Ship Meteorological Logs

Scope and Content

Our collection is composed of many thousands of worldwide records from Merchant and Royal Navy ships which typically date from the mid-nineteenth to the late twentieth century.We even hold logs made on board certain historic voyages such as HMS Beagle, on which Darwin once sailed with Captain FitzRoy to the Galapagos Islands in 1837; and HMS Erebus which undertook several daring voyages to the poles ultimately ending in tragedy as the ship became icebound in the Arctic.

Administrative / Biographical History

The weather has always played an important role in marine navigation, especially in the days of sailing ships. The sixteenth century saw a vast expansion in the number of long distance voyages to exotic lands and such epic voyages necessitated uniform procedures in weather observing practices, which accordingly generated many paper records.

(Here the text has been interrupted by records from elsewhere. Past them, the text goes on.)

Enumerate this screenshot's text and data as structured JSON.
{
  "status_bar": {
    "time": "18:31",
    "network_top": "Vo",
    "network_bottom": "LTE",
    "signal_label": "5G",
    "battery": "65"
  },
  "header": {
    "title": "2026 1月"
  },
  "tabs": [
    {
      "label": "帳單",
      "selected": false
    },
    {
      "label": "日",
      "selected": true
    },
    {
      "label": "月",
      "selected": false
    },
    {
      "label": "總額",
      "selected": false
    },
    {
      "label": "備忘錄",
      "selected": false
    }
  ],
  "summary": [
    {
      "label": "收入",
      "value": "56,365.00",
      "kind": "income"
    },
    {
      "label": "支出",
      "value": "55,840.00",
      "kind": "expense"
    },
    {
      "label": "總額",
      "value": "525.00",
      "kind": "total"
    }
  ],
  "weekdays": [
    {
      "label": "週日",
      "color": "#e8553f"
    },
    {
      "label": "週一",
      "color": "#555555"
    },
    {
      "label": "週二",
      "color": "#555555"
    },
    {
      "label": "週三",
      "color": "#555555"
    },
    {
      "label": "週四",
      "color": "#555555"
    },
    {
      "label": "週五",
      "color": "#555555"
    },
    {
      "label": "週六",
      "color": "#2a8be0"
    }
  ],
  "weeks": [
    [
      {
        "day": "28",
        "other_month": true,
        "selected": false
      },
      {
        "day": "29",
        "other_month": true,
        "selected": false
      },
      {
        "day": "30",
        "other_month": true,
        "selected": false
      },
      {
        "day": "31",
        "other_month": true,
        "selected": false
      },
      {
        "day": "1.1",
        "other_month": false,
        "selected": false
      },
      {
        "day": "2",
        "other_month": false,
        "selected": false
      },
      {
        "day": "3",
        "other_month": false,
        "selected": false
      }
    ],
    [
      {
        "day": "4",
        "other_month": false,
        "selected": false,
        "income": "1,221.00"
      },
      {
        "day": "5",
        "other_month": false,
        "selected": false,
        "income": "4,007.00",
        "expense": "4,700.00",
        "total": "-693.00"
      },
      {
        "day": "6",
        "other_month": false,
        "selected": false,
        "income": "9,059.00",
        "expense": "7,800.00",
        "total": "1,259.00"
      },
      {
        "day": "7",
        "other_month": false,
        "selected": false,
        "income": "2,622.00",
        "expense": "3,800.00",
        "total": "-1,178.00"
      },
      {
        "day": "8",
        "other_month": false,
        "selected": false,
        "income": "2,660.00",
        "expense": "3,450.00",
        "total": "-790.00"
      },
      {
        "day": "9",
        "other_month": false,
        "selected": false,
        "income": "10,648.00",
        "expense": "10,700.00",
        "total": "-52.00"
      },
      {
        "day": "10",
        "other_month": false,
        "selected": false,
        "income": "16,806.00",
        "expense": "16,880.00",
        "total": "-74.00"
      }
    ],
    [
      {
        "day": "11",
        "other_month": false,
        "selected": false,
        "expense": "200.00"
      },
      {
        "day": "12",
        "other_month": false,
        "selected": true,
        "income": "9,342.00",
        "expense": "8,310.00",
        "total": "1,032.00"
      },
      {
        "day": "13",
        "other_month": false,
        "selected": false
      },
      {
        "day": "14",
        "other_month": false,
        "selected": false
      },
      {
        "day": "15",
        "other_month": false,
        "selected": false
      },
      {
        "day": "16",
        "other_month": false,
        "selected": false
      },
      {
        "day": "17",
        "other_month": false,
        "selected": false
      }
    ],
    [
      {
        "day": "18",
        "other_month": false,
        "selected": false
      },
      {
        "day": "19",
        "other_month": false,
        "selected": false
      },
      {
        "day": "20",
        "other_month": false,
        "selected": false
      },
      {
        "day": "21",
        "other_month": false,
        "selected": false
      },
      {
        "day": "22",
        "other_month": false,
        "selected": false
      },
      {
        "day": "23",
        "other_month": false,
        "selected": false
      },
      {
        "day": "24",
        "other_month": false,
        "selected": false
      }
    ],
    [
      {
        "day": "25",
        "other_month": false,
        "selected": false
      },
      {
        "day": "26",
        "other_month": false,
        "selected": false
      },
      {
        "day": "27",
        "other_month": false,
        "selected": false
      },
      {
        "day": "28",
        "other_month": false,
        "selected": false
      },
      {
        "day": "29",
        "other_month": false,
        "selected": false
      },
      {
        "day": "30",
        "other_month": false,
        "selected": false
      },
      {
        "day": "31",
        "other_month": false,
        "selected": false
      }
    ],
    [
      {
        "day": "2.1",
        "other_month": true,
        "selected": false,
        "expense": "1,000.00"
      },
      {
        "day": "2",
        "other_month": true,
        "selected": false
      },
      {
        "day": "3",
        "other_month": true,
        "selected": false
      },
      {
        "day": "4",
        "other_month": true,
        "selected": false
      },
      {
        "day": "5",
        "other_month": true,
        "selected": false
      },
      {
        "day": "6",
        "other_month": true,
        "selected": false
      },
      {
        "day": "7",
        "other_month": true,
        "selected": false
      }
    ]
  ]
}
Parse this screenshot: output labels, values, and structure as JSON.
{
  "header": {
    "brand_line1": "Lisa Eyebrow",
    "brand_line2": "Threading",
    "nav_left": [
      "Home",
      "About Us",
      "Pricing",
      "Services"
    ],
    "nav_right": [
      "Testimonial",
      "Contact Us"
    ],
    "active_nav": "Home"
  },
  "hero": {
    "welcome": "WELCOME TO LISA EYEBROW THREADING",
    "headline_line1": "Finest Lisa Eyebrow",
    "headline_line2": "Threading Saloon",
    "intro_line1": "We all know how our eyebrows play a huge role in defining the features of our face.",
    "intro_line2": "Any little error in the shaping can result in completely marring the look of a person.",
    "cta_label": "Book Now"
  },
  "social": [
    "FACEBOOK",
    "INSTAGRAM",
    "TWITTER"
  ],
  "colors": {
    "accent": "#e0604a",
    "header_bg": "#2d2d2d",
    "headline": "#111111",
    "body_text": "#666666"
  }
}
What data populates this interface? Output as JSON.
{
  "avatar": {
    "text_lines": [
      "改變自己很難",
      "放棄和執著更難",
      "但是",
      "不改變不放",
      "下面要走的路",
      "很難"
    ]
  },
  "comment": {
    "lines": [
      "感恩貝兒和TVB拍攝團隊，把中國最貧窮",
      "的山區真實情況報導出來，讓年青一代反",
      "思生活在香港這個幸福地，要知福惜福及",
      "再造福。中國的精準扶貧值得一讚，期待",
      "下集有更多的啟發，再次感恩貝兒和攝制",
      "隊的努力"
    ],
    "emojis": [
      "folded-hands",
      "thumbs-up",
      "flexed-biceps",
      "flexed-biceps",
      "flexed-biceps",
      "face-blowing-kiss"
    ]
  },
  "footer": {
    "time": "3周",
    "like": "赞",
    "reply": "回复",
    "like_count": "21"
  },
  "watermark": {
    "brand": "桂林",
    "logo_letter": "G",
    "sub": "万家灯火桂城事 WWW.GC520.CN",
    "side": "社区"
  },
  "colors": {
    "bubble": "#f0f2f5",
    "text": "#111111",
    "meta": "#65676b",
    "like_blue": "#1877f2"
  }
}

By the late seventeenth century knowledge of weather at sea had advanced to such an extent that on the basis of that accumulated knowledge the English mathematician and astronomer Edmund Halley was able to produce one of the most valuable contributions to the newly emerging science of meteorology, namely the effect of ocean currents on global trade winds.

Ships meteorological logs performed a vital role in early twentieth century forecasting. In 1907 an arrangement was made between the Met Office and the Admiralty that all weather reports received from HM Ships when cruising in the Atlantic would be sent to the Met Office for the purposes of forecasting UK weather. This proved to be an epoch making decision in the history of synoptic meteorology for it ended the hitherto scarce amount of data available from the very area from which most UK weather originated. The advent of wireless telegraphy at this time also meant that observations of high accuracy could be taken and transmitted to London with immense speed.

This arrangement was still further cemented after the First World War and from that point onwards the Met Office was seldom without reliable reports from the Atlantic, which proved invaluable in the preparation of accurate daily forecasts. In recent years, these once working logs have provided a rich source of historical weather data for modern climate and oceanographic research.